Przedterminowe wybory? Te słowa nie pozostawiają złudzeń

W ostatnim czasie o kryzysie migracyjnym na granicy polsko-niemieckiej jest bardzo głośno. Według znanego socjologa Marcina Palade z tego powodu może dojść do przedterminowych wyborów.
Znany socjolog Marcin Palade pojawił się niedawno w Polsat News, gdzie wypowiadał się na temat kryzysu migracyjnego na granicy polsko-niemieckiej. Jego zdaniem może dojść nawet do przedterminowych wyborów do Sejmu. Warto podkreślić, że w ostatnim sondażu na pierwszym miejscu uplasowało się Prawo i Sprawiedliwość, a Koalicja Obywatelska zaliczyła spadek o 7,6 punktów procentowych.
"Na razie mówimy o sporze o zalegalizowanie wyborów. Jest też drugi czynniki, równie ważny, który niejako – po zaprzysiężeniu prezydenta Karola Nawrockiego – wyprze ten związany z wyborami. To jest też kwestia bezpieczeństwa, tego, co dzieje się na granicy polsko-niemieckiej"
-mówił Marcin Palade.
Dodał, że kryzys migracyjny jest sporym problemem i wciąż się rozwija. Zaznaczył, że brak reakcji ze strony rządu prędzej czy później spotka się z konsekwencjami - tym samym, tym gorzej dla koalicji rządzącej.

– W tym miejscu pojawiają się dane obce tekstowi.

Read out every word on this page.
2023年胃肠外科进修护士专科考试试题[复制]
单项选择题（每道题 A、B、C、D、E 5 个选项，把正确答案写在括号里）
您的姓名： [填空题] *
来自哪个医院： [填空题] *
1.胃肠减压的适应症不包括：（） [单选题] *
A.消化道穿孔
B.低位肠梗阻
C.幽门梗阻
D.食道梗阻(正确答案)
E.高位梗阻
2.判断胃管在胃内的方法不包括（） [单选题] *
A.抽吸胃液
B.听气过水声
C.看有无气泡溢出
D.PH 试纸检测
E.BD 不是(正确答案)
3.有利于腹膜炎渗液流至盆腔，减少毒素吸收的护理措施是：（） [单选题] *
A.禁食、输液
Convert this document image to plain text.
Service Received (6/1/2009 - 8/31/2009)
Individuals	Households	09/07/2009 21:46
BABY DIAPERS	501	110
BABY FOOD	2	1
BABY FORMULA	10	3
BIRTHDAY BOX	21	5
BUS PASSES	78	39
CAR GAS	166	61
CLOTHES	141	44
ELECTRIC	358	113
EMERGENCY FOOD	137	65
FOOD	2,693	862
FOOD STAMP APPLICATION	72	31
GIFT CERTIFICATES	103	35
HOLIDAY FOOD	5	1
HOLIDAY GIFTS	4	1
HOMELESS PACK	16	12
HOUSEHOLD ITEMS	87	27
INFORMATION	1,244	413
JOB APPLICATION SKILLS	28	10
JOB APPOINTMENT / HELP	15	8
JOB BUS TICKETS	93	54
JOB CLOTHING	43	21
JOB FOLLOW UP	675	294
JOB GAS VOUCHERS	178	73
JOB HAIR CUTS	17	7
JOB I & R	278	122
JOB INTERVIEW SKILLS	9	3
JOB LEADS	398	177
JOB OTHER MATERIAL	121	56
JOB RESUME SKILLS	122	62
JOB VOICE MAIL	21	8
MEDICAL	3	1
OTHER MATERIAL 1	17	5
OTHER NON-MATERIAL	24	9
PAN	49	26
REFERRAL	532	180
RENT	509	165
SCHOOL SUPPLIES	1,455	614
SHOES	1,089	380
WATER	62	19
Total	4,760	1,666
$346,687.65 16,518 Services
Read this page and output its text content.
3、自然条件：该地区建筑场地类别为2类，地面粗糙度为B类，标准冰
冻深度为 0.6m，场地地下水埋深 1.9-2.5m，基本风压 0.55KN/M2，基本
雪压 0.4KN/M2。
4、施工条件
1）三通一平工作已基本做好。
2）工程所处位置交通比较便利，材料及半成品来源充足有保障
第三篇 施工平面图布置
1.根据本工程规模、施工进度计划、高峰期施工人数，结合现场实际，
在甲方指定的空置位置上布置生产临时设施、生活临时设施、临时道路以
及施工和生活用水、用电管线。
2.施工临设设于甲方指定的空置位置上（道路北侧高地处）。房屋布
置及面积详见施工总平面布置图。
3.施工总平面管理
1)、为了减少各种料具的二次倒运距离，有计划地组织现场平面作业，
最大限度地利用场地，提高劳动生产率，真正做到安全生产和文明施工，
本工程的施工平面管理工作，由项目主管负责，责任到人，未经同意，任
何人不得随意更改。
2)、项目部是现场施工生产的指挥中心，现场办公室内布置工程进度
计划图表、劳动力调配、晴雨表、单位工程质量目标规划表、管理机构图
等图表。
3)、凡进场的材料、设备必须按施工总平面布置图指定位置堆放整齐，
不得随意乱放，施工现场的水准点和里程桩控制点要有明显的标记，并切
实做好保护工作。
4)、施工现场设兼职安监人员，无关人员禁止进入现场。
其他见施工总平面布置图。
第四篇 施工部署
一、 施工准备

"Im więcej tych przerzutów, co już odczuwają mieszkańcy zachodnich województw: lubuskiego, zachodniopomorskiego, dolnośląskiego, to ta fala będzie się przenosiła w głąb. To nie będą setki, to będą tysiące. To wszystko będzie miało wpływ na kwestię oceny naszego stanu bezpieczeństwa "
- przyznał.
Stwierdził, że działanie dotyczące wprowadzenia kontroli na granicy z Niemcami jest ruchem spóźnionym. Przyznał, że było wiele zapowiedzi, jednak nie było realizacji działań.